La lutte de l'ombre et de la lumière

J'aime tout dans cette nouvelle de Claude, mais surtout l'art avec lequel il entraîne son lecteur progressivement, et presque malgré lui, sur un terrain dérangeant.

C’est l'impression de malaise qu'elle laisse, que l'on retient, d'abord. Son côté inquiétant, au sens où Freud l'entendait. Plus que l'étrangeté, c'est en effet le familier qui crée ici l'effroi. "Parfois, je me croisais dans une vitrine, dans un miroir" … "Quel était cet inconnu tatillon et banal ?" Un peu plus loin : "Je ne cessais de retrouver les mêmes lieux."

On voudrait pourtant se défaire de son passé, de ses attaches. Plus de guide, plus de bagage. Le soleil glisse dans le "ravin" des rues. Une porte matelassée pivote, et l'on se retrouve "dans un couloir rempli d'une sombre fraîcheur". On est bousculé, un portail s'ouvre, le vantail cède sous le choc, on est projeté "comme au fond d'un puits, au cœur d'une lumière d'aquarium." Le point de vue change aussitôt.
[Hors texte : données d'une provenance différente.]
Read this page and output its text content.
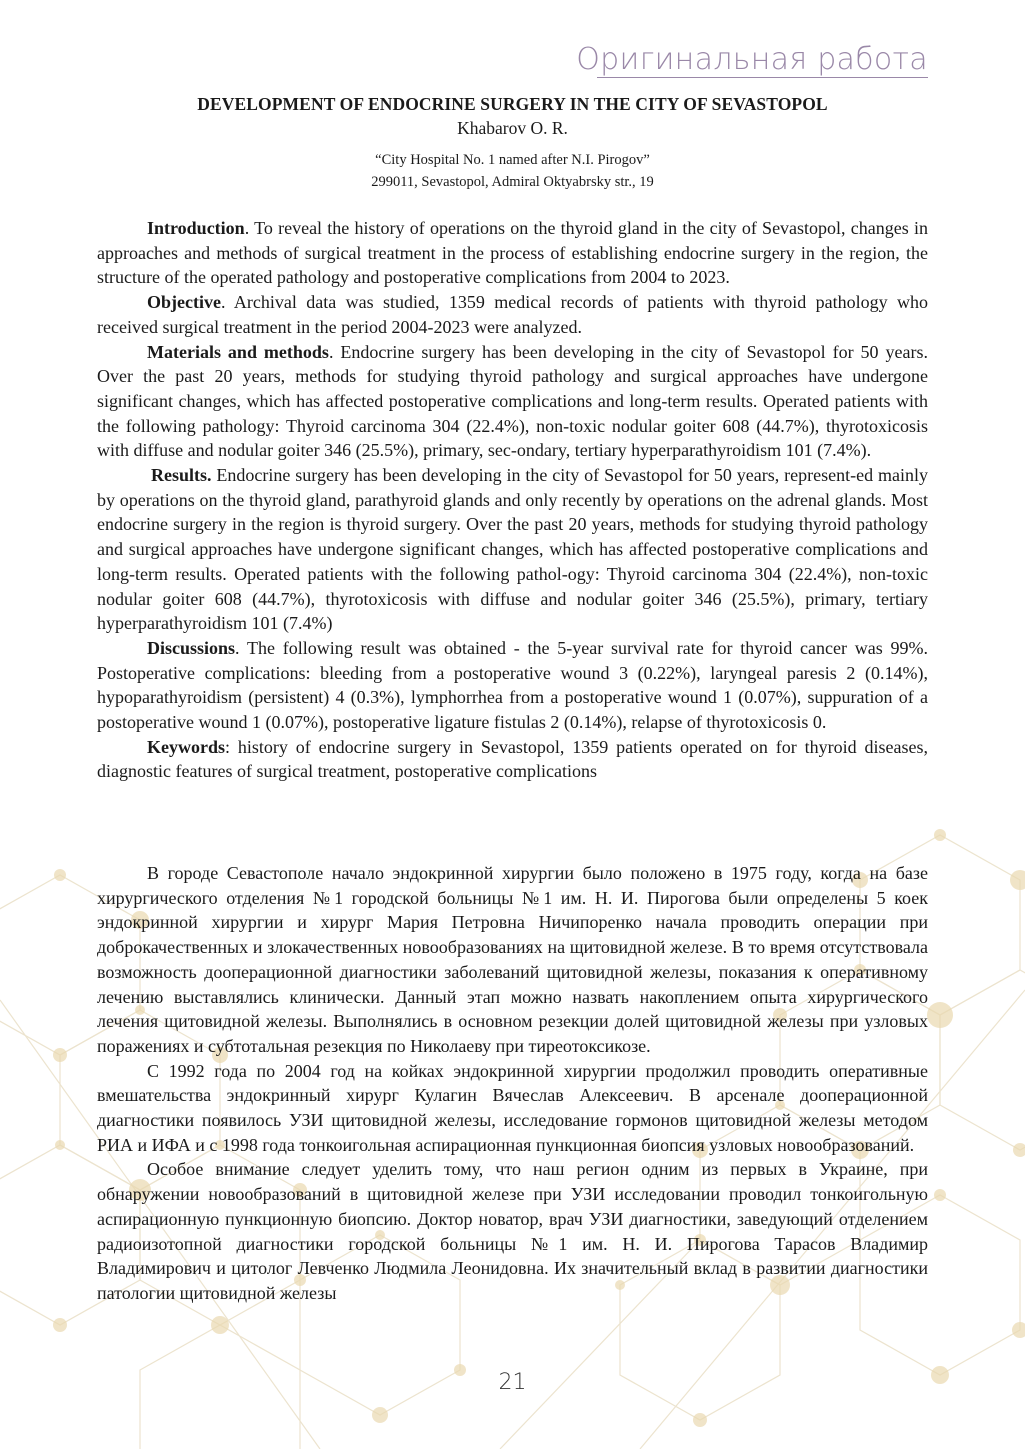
Оригинальная работа
DEVELOPMENT OF ENDOCRINE SURGERY IN THE CITY OF SEVASTOPOL
Khabarov O. R.
“City Hospital No. 1 named after N.I. Pirogov”
299011, Sevastopol, Admiral Oktyabrsky str., 19

Introduction. To reveal the history of operations on the thyroid gland in the city of Sevastopol, changes in approaches and methods of surgical treatment in the process of establishing endocrine surgery in the region, the structure of the operated pathology and postoperative complications from 2004 to 2023.

Objective. Archival data was studied, 1359 medical records of patients with thyroid pathology who received surgical treatment in the period 2004-2023 were analyzed.

Materials and methods. Endocrine surgery has been developing in the city of Sevastopol for 50 years. Over the past 20 years, methods for studying thyroid pathology and surgical approaches have undergone significant changes, which has affected postoperative complications and long-term results. Operated patients with the following pathology: Thyroid carcinoma 304 (22.4%), non-toxic nodular goiter 608 (44.7%), thyrotoxicosis with diffuse and nodular goiter 346 (25.5%), primary, sec-ondary, tertiary hyperparathyroidism 101 (7.4%).

Results. Endocrine surgery has been developing in the city of Sevastopol for 50 years, represent-ed mainly by operations on the thyroid gland, parathyroid glands and only recently by operations on the adrenal glands. Most endocrine surgery in the region is thyroid surgery. Over the past 20 years, methods for studying thyroid pathology and surgical approaches have undergone significant changes, which has affected postoperative complications and long-term results. Operated patients with the following pathol-ogy: Thyroid carcinoma 304 (22.4%), non-toxic nodular goiter 608 (44.7%), thyrotoxicosis with diffuse and nodular goiter 346 (25.5%), primary, tertiary hyperparathyroidism 101 (7.4%)

Discussions. The following result was obtained - the 5-year survival rate for thyroid cancer was 99%. Postoperative complications: bleeding from a postoperative wound 3 (0.22%), laryngeal paresis 2 (0.14%), hypoparathyroidism (persistent) 4 (0.3%), lymphorrhea from a postoperative wound 1 (0.07%), suppuration of a postoperative wound 1 (0.07%), postoperative ligature fistulas 2 (0.14%), relapse of thyrotoxicosis 0.

Keywords: history of endocrine surgery in Sevastopol, 1359 patients operated on for thyroid diseases, diagnostic features of surgical treatment, postoperative complications

В городе Севастополе начало эндокринной хирургии было положено в 1975 году, когда на базе хирургического отделения №1 городской больницы №1 им. Н. И. Пирогова были определены 5 коек эндокринной хирургии и хирург Мария Петровна Ничипоренко начала проводить операции при доброкачественных и злокачественных новообразованиях на щитовидной железе. В то время отсутствовала возможность дооперационной диагностики заболеваний щитовидной железы, показания к оперативному лечению выставлялись клинически. Данный этап можно назвать накоплением опыта хирургического лечения щитовидной железы. Выполнялись в основном резекции долей щитовидной железы при узловых поражениях и субтотальная резекция по Николаеву при тиреотоксикозе.

С 1992 года по 2004 год на койках эндокринной хирургии продолжил проводить оперативные вмешательства эндокринный хирург Кулагин Вячеслав Алексеевич. В арсенале дооперационной диагностики появилось УЗИ щитовидной железы, исследование гормонов щитовидной железы методом РИА и ИФА и с 1998 года тонкоигольная аспирационная пункционная биопсия узловых новообразований.

Особое внимание следует уделить тому, что наш регион одним из первых в Украине, при обнаружении новообразований в щитовидной железе при УЗИ исследовании проводил тонкоигольную аспирационную пункционную биопсию. Доктор новатор, врач УЗИ диагностики, заведующий отделением радиоизотопной диагностики городской больницы №1 им. Н. И. Пирогова Тарасов Владимир Владимирович и цитолог Левченко Людмила Леонидовна. Их значительный вклад в развитии диагностики патологии щитовидной железы

21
Le quartier neuf, il n'y a rien à en tirer, il est "lamentable". L'ordre, le silence le caractérisent et le figent. Le décor est celui d'une ville foudroyée. "Au bout de quelque rue, on découvre une grande place de mâchefers tassés, une plaque de vide aux limites indécises."

Mais l'enfance ressurgit, au détour d'une phrase, comme chez Proust. "Les étalages écroulés n'étaient plus, au milieu de l'après-midi, qu'une sorte de dépotoir d'où montaient des odeurs fortes qui me remplissaient d'une mélancolie grise."

L'élégance du narrateur, son Panama, sa mesquinerie même – "Cette défiance provoqua chez moi un très vif mécontentement" – le font ressembler à Dirk Bogarde, dans Mort à Venise, que sa solitude, sans remède, stupéfie : "J'atteignais le palais de silence qui m'attendait comme un vaisseau amarré au bout d'une darse abandonnée."

C'est la 5e symphonie de Mahler que l'on entend, en lisant ces pages. "Les escarpes glissent le velours de leurs pas le long des trottoirs." Le coup peut venir de là, comme de n'importe où, à n'importe quel moment. On le craint et l'espère à la fois. Mais ces rôdeurs ont chez Claude – il n'est pas dit que l'écrivain aura dit son dernier mot – une démarche "de reine". La mort se décline au féminin, comme chez Baudelaire.

"Certains ont dit des romans de Kafka qu'ils possédaient la manière des rêves – et on peut être d'accord. Mais qu'est-ce que la manière des rêves ? Leur déroulement sans contrainte, transparent et évident à chaque instant, le sentiment et le savoir qui sont les nôtres de la justesse profonde de leur déroulement, et le sentiment que cela nous concerne au premier chef." En parlant de Kafka, Alfred Döblin avait vu juste. Et ces mots conviennent bien ici aussi. "Seule importe la virtuosité des artistes qui exaltent la lutte de l'ombre et de la lumière."